Immu-35. induction of anti-tumor immunity by tumor treating fields (ttfields) in glioblastoma

Abstract INTRODUCTION The novel approved GBM treatment TTFields employs alternating, intermediate-frequency (200kHz) electric fields to disrupt mitotic macromolecules leading to chromosome mis-segregation and apoptosis. Emerging evidence indicates that TTFields may also induce inflammation; however, the mechanism and whether this can be harnessed as cancer immunotherapy remain unclear. METHODS Multiple GBM cell lines were treated with TTFields using Inovitro, an in vitro TTFields system and integrity of the nuclear envelope and content and activation of key DNA sensor inflammatory pathways analyzed by immunostaining, expression profiling, and protein assays.

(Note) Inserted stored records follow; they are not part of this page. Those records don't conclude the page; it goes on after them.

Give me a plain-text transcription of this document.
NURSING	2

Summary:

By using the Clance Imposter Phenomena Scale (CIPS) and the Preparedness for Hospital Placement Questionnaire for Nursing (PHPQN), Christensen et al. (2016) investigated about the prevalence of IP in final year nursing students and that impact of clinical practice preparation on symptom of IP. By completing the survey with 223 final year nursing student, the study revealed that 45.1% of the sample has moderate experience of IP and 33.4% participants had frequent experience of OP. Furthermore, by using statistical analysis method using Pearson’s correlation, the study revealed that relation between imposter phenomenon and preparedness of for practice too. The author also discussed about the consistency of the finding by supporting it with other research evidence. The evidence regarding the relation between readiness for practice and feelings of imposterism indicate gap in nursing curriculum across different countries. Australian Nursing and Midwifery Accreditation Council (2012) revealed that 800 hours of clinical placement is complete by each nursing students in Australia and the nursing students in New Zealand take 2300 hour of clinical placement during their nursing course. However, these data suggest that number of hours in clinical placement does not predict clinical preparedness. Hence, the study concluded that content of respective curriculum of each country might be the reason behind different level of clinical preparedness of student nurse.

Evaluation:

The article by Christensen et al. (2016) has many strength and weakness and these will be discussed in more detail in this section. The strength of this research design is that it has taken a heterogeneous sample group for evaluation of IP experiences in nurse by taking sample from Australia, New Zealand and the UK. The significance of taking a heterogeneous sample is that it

In a syngeneic orthotopic murine model, TTFields-treated GBM cells were used to provide an in-situ vaccination platform. For validation, we performed bulk and single-cell RNAseq of PBMCs from 12 newly diagnosed GBM patients treated with TTFields. RESULTS TTFields induce focal disruption of the nuclear envelope, leading to cytosolic release of large micronuclei clusters that recruit and intensely activate the 2 major DNA sensors – cGAS and AIM2, and their cognate inflammasomes, thereby releasing pro-inflammatory cytokines and type-1 interferons (T1IFNs) that promote development and maturation of DCs and cytotoxic T cells. In murine model, TTFields-treated GBM cells induce anti-tumor memory immunity both intratumorally and systemically, producing a cure rate of 40% and partial immunity in an additional 25% in a STING- and AIM2-dependent manner. In patients with newly diagnosed GBM patients, we sequenced a total of 193,760 PBMCs and detected robust post-TTFields activation of adaptive immunity via the T1IFN trajectory anchored by plasmacytoid DCs, which was strongly correlated with the TCRαβ clonal expansion index observed in 11 of 12 patients (Spearman coefficient r=-0.8, P=0.014). Importantly, we also defined a T cell-based gene signature predictive of TTFields effects on T cell activation and TCRαβ clonal expansion. CONCLUSION Collectively, these studies define a novel strategy using TTFields to improve immunotherapy in GBM and potentially other solid tumors.